Amazing String Tricks
I can think of few channels more essential to general makers than the Essential Craftsman. In this incredibly useful video, Scott details how to use construction string. Besides his extremely clear and useful lessons in string-fu, we also learn such wonderful knot-tying terms as "rendering down," "the bitter end," and "the bite." Scott also shares such pearls of wisdom as: "Details layer. The more accurate you can get in your details, even with something as mundane as how you tie your knot -- it all accumulates to acceptable accuracy." This is a maker's truth.
Other Approaches to "Retrobrite"
I wrote about using Retrobrite in my "50 Top Maker Tips" piece in HackSpace 20. In this video, The 8-Bit Guy runs through a number of different formulations (beyond the common hydrogen peroxide, laundry booster, and UV light). The surprises here are ozone and UV light and Hydrogen Peroxide and heat. For retrobriting large objects, pumping in ozone and sunlight seems like a smart approach.

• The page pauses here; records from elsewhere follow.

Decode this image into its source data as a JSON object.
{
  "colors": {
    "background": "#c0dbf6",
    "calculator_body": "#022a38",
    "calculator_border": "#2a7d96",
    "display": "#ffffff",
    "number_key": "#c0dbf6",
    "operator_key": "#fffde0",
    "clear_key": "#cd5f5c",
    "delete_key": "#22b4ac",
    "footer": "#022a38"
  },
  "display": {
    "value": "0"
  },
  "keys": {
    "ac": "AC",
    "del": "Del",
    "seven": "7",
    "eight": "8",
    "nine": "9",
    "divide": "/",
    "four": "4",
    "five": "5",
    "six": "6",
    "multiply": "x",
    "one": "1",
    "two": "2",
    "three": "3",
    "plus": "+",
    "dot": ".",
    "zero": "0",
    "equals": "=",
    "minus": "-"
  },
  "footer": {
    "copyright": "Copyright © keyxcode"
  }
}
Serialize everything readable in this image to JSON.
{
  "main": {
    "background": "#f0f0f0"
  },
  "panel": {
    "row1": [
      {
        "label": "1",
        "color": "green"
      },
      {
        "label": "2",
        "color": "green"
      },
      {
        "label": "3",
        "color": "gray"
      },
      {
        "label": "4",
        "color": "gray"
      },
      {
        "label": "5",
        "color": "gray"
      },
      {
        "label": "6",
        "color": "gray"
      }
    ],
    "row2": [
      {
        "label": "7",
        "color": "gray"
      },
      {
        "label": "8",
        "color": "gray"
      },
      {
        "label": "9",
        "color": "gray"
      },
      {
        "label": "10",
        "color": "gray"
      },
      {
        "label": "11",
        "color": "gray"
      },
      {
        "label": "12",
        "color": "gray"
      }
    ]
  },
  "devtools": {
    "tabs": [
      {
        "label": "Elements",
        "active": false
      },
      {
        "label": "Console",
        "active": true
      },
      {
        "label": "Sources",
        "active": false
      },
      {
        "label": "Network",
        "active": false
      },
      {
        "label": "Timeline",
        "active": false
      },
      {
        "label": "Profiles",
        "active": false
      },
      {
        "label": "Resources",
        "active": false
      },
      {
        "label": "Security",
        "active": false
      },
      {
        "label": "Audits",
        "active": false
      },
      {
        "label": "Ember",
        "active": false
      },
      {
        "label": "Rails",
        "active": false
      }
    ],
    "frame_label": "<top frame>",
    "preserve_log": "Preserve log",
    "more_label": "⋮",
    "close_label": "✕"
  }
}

Shop Tales: What Knives Want
A friend of mine who collects knives and edged weapons once told me: "A good knife, it wants to cut you." When he said it, I thought it was kind of a funny, inscrutable statement. I was working for National Geographic Adventure at the time, editing a column on adventuring gear. For that column, I'd requested a hand-made titanium flick knife, called a Sebenza, for review from celebrated South African knife-maker Chris Reeve. This gorgeous knife arrived, I took it out of its box, and within seconds, I was generously bleeding. I gashed my thumb trying to one-handedly flick the stiff blade open and closed. Remembering the animistic wisdom my friend had recently shared, I had to laugh. A good knife, it wants to cut you.